Transform the different RPS rounds choice into numbers. The translation is Rock = 1, Paper = 2, Scissors = 3

for i = 1:5
    data[!, Symbol("round$(i)")] = translaterpstoint.(data[!, Symbol("round$i")]);
end
## Hourly Wage
data[!, :wage] = data[!, :participant_payoff_plus_participation_fee] ./ data[!, :time_in_experiment] .* 3600;

Comments Encoding

We have encoded the comments according to three dummy variables probability_driving_choice, preference_driving_choice, doubt_interpretation and a string of comment additional_notes.

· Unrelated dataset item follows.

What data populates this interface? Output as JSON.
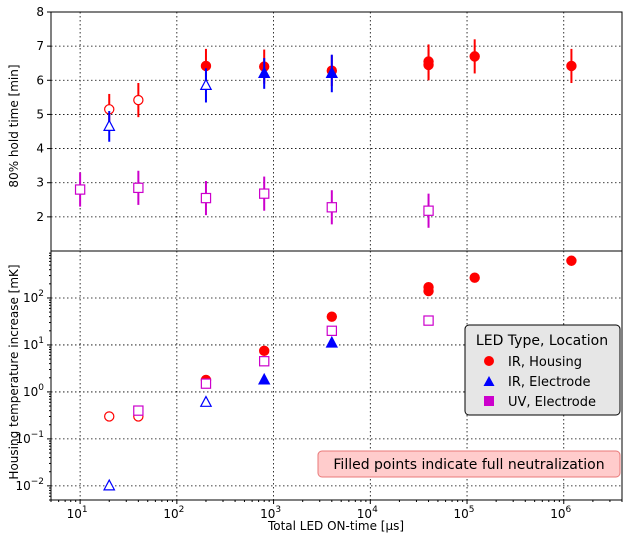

  • probability_driving_choices means that we read in the comment that higher probabilities of winning are what drives the choices of a mechanism over another (even if the belief/understanding and subsequent choice may not reflect that).
  • preference_driving_choice means that we read in the comment a intrinsic preference for one or the other mechanism.
  • doubt_interpretation means that we are not sure of the interpretation of the comment, so that our interpretation should be taken with a grain of salt. In the data, it is originally encoded as ?, we replace that by a dummy of value 1 when we have a doubt.
  • additional_notes are additional remarks we have on the comments. In particular, if a preference is expressed for one or the other of RPS / CT, we mention it.
comments = CSV.read(joinpath("..", "Data", "OriginalData", "Pilot1Comments.csv"), DataFrame, normalizenames = true, stringtype=String);
comments[!, :doubt_interpretation] = (comments[!, :doubt_interpretation] .== "?")
comments[ismissing.(comments[!, :doubt_interpretation]), :doubt_interpretation] .= false;
comments[!, :probability_driving_choice] .= (comments[!, :probability_driving_choice] .== 1)
comments[!, :preference_driving_choice] .= (comments[!, :preference_driving_choice] .== 1);

Join together the data and our comments.

data = innerjoin(data, comments, on = :participant_code);

Take the reasons to transform anything that looks like an absence of comment into an empty comment. Remove the previous column :reasons that contained the comments. This filter is very imperfect.

data[!, :comments] .= ""
for (i, comment) = enumerate(data[!, :reasons])
    m = match(r"^(?<comment>no comment|na|none|nothing)"i, comment)
    if m === nothing
        data[i, :comments] = data[i, :reasons]
    end
end
select!(data, Not(:reasons));
# Saving the Cleaned Data
data |> CSV.write(joinpath("..", "Data", "Input", "Pilot1CleanedData.csv"), delim = ',')
"../Data/Input/Pilot1CleanedData.csv"